John Brande Trend

By William Chislett

The Concurso de Cante Jonde, a seminal music competition held in Granada, which celebrated its centenary in June, attracted many people, but none as interesting as the English musicologist and Hispanist John Brande Trend (1887-1958), who was personally invited by the organizer and great composer, Manuel de Falla. (1887-1958).

Trend studied Natural Sciences at Cambridge University, but his real passion was music. After the horrors of the First World War (Trend fought at Ypres in France), and as a result of the recommendation of his friend the Cambridge musicologist Edward Dent, Trend went to Spain in 1919 instead of Italy, as he had planned. (Gerald Brenan, Trend’s compatriot and author of The Spanish Labyrinth, who had also fought at Ypres, fled England that same year and moved permanently to Yegen in Las Alpujarras with 2,000 books.)

JB Trend in 1923

Dent convinced Trend that there was a vast and fertile field of music to be explored in Spain, unknown to most of the world. The first performance of Falla’s El sombrero de tres picos was given in London in July 1919, a couple of months before Trend’s first visit to Spain. That visit changed his life. As Trend later explained:

“In 1919, after four and a half years in uniform, Spanish ways seemed not only natural but friendly and delightful; for even the 1914-18 war was a crescendo of horrors and the fearful casualties among one’s friends made Spain seem not a country of war and lechery, but of a new Age of Reason.[1]

Linguistically gifted, Trend learned Spanish and plunged into the country’s culture, music and politics, later recounted in his many books.  His don de gentes, not a particularly English trait, endeared him to Spaniards and made him many friends. In 1933 he became Cambridge’s first Professor of Spanish.

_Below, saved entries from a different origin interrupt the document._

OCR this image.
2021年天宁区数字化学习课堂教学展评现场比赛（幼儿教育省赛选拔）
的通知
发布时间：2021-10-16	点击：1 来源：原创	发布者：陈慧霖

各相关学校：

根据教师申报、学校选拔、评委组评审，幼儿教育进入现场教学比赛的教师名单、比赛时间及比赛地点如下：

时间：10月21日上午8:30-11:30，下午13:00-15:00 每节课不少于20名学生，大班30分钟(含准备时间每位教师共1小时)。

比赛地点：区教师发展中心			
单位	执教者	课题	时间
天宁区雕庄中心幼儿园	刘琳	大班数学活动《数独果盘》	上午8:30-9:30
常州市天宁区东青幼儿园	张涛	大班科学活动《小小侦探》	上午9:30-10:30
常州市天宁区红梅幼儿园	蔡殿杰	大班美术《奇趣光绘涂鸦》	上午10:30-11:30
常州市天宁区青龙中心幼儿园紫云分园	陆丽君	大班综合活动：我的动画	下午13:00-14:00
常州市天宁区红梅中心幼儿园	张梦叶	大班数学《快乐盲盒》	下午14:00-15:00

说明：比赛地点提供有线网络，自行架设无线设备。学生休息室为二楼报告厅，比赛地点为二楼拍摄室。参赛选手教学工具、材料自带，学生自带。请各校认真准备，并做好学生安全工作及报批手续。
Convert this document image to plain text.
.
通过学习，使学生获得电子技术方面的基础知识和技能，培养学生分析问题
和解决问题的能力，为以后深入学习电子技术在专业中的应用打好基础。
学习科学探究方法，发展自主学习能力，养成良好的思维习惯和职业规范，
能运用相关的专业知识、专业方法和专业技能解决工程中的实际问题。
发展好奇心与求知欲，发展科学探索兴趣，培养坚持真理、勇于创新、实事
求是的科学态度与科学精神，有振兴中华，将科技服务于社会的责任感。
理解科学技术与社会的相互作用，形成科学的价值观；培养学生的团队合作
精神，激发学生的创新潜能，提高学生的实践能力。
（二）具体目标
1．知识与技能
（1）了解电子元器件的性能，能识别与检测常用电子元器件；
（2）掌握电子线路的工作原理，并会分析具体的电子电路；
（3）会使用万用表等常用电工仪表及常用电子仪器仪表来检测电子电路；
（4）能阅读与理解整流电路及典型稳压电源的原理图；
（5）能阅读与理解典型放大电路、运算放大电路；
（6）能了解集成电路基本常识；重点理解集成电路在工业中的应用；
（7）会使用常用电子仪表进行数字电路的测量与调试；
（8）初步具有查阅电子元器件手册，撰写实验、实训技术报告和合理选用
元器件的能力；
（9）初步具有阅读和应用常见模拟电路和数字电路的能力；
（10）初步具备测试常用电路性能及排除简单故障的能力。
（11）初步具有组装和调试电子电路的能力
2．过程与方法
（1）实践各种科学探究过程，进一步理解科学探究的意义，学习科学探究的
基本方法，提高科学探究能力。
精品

Trend met Falla and the young Lorca in Granada. Falla took Trend to see the Alhambra by moonlight and to hear the guitarist Ángel Barrios and his singer father. His first meeting with Falla left a lasting impression. “It has remained with me as one of the most vivid and beautiful which I can ever hope to have[2].”

JB Trend’s article in The Times of 24 June, 1922 (Archive of The Times)

In a letter to Trend in February 1922, part of a correspondence that lasted 16 years, Falla said the aim of the concurso was “to purify and revive the wonderful Cante Jondo, which is not to be confused with Cante Flamenco, which is a degeneration and almost a caricature of it”. Trend covered it for The Times and other prestigious publications, including The Nation and Athenaeum. “Jondo is a provincialism of hondo, deep or profound, the song of the tragic sense of life,” he wrote in The Times. “Flamenco signifies gypsy or gypsified – if such a word may be used – an affectation of gypsy manners, or what are supposed to be gypsy manners. The object of the competition was to attract all those singers who could sing the real, primitive melodies, so that they should be heard before all memory of them was lost under the additions and distortions of the flamenco manner – to show, in fact, native Andaluz song in its classical purity[3].”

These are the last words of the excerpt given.